A uma hora de Salvador, capital da Bahia, distância medida pela duração de uma vagarosa travessia de ferry boat pela Baía de Todos os Santos, moradores da Ilha de Itaparica convivem com os efeitos negativos das ações humanas no quintal de casa.
Décadas atrás, quem investiu em uma propriedade com fácil acesso para a praia imaginou que a posse seria um belíssimo investimento para o futuro. Em janeiro de 2021, mês que marca o início da Década Internacional da Oceanografia para o Desenvolvimento Sustentável, iniciativa das Nações Unidas, a conta chegou com prejuízos para quem vive a poucos passos do oceano: crateras em meio ao concreto formadas pelo impacto das ondas, uma faixa de areia cada vez mais estreita e casas de frente para o mar que vêm sendo destruídas.
Alguns trechos da costa sumiram por completo. Há cinco anos, havia praia suficiente para um campo de futebol; atualmente, uma estreita camada de areia ressurge somente nos períodos de maré baixa.
Quando se fala em aquecimento global e mudanças climáticas, uma das principais e mais dramáticas consequências é o aumento do nível do mar. Cidades inteiras e nações insulares podem desaparecer do mapa. Ao mesmo tempo, talvez esta seja uma das transformações mais difíceis de se compreender sem que a água comece a subir até o pescoço, literalmente.
A sensação de efeito intangível é uma falsa ideia de que este problema está muito distante — diversas regiões litorâneas já sofrem com processos de erosão e desgastes causados pela força do mar, a exemplo da Ilha de Itaparica.
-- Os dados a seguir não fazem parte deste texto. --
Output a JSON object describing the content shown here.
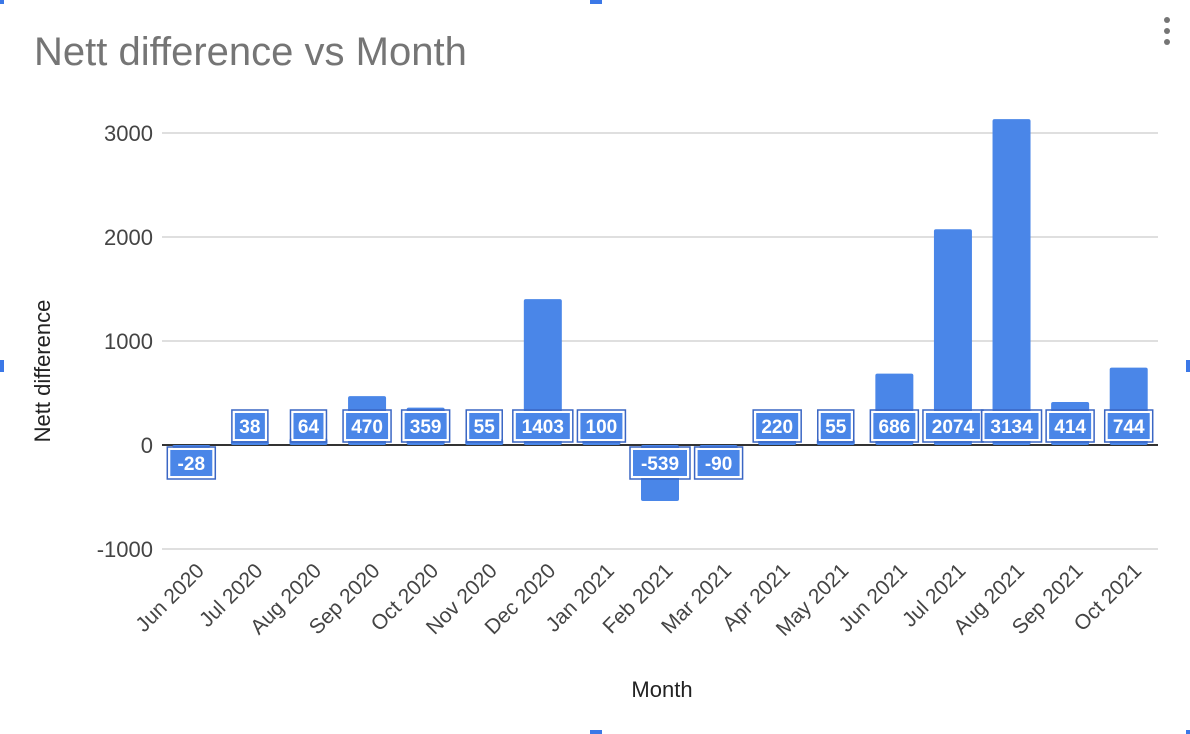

No caso da ilha baiana, a situação foi acelerada por obras de engenharia: um espigão de um resort mudou a dinâmica de sedimentos na praia e moradores construíram muros que potencializaram a erosão costeira.
Na última década, o nível do mar aumentou 3,6 milímetros a cada ano. Até 2100, 200 milhões de pessoas serão ameaçadas e outras 160 milhões vão sofrer com a frequência maior de inundações por causa do mar.
Em dezembro de 2020, pesquisadores do Imperial College London publicaram um estudo no qual demonstraram que o aumento do nível do mar poderá ser maior do que o previsto pelo Painel Intergovernamental sobre Mudanças Climáticas, o IPCC, para 2100.
Segundo as estimativas do órgão das Nações Unidas, no cenário mais dramático, de aumento superior a 4ºC na temperatura global, a alteração do nível dos oceanos poderá atingir entre 0.61 centímetros e 1,10 metro, em comparação com os níveis de 1950.
Contudo, pesquisadores do Imperial College afirmam que faltam informações sobre os processos de derretimento dos mantos de gelo para compreender o impacto que essa massa terá nos oceanos.
De acordo com o oceanógrafo e coautor do estudo, John Englander, “o aumento do nível do mar será uma das questões mais desafiadoras para a sociedade nas próximas décadas. Temos que reconhecer que não podemos esperar até termos clareza sobre o real cenário para começarmos a nos planejar”.
Diante da urgência ambiental, entre outros aspectos que ameaçam a preservação da vida marinha — como poluição, sobrepesca, pesca ilegal, etc. —, as Nações Unidas decidiram dedicar a próxima década à ciência oceânica. O período será de estímulo à formulação de estratégias nos países em busca de uma gestão sustentável dos oceanos para atingir os Objetivos do Desenvolvimento Sustentável da Agenda 2030.
Ao mesmo tempo, a proteção dos oceanos não é uma missão restrita à comunidade científica. Atitudes individuais são essenciais para reduzir a pressão por recursos naturais do planeta e frear o aquecimento global, que interfere diretamente nos ecossistemas marinhos.
As decisões vão desde recusar plásticos de uso único, como canudos e copos descartáveis, até escolher alimentos de produção sustentável e priorizar fontes de energia limpas. A saúde dos oceanos e do planeta depende de cada um de nós.